Working through the legal process in Luxembourg and the regulatory process in Brussels will take time. With appeals, assuming Illumina loses everywhere, deSouza figures it will be 2025 before the final denouement will be known. If Illumina exhausts its appeals, deSouza said, then of course Illumina would divest Grail for the second time. Although by 2025, depending on market conditions, Illumina could get more for Grail than the $8 billion it just paid the company’s shareholders. “This health care technology has the potential to be transformational, not just for people’s health, but the economics of health care,” he said. 

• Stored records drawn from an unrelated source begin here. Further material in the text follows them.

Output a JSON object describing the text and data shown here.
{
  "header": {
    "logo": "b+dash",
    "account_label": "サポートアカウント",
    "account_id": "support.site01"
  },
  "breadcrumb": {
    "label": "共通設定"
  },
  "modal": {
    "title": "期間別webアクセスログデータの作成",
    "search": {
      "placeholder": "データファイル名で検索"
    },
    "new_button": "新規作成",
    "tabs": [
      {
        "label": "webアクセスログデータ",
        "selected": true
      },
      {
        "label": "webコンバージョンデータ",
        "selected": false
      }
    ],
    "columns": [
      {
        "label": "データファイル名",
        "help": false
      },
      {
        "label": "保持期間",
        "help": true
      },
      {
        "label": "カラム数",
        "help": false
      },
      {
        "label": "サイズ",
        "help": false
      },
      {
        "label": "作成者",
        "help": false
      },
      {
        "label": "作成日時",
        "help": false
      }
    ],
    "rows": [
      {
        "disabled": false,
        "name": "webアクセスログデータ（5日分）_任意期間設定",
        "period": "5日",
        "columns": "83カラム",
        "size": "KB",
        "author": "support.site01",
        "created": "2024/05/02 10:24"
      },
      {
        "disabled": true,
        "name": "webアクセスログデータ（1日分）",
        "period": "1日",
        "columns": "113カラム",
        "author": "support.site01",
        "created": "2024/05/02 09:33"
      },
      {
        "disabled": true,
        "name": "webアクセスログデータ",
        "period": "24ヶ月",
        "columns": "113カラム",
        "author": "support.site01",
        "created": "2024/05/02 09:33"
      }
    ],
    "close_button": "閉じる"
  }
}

He shared a testimonial from one patient of a clinical oncologist who had taken the Grail test, which costs $950 and is not reimbursed by most insurance plans. The patient, a man in his 50s with no symptoms of any kind, had just had a colonoscopy and decided to also take the Grail test at the recommendation of a friend. The test revealed that the man had Stage II pancreatic cancer. The oncologist told deSouza she had never seen a case of Stage II pancreatic cancer before. “You don’t see Stage II,” deSouza explained. “It has no symptoms until Stage IV, and at Stage IV, it’s a death sentence and you have six months left to live.” The patient had surgery and now appears to be cancer-free, he told me. “That’s the power of this [test],” he said. 

DeSouza also has taken the Grail test. “It was six days between doing the blood test and getting the call from my doctor,” he said. “Obviously, that’s a stressful period, but then I personally am going to do the test every year because I feel that that gives me a higher chance of it getting caught early, and gives me the best chance of beating it if I ever get it.” He’s also making a free test available as a perk for Illumina employees over 50 years old who are in high-risk categories. “It’s one of the benefits that has just been incredibly well-received by our employee base, and uptake has been good,” he said.

DeSouza said he knows that closing the Grail deal without the regulatory approvals was a risk, but it was one he decided to take because he wants to accelerate the roll-out of the cancer tests and to accelerate the process by which the test will one day be reimbursable. “This is one of those rare cases where you get better outcomes and lower costs,” he said. “Our hope is that this deal does get a review, a full review, and that we do get approvals. Then we just move as fast as we can to make this test available around the world, and make it reimbursed and accessible around the world.”

He continued: “The potential of this to save lives is so enormous that we felt that we have a moral obligation to make sure we did everything we could to make sure this deal got a full and fair review. Ultimately, of course, we will abide by whatever the outcome is, but we didn’t want to feel like there was something we could have done that we didn’t do. We have a moral obligation, we feel, to at least have this deal heard.”     

Time will tell whether the courts and the regulators end up agreeing with deSouza’s unorthodox move. His logic is impeccable: A well-capitalized company such as Illumina can get the Grail test into the marketplace faster and use it to, theoretically, save the lives of hundreds of thousands of people. But regulators tend to prefer being asked for permission rather than being begged for forgiveness. And that’s why most C.E.O.s don’t do what deSouza did. 

But they will if he gets a favorable outcome. “I’ve heard from lots of C.E.O.s, board members of companies, people who sit on more than one board, for sure general counsels and other lawyers in the antitrust bar,” said one lawyer involved in the matter. “They’re on the sidelines cheering us on.”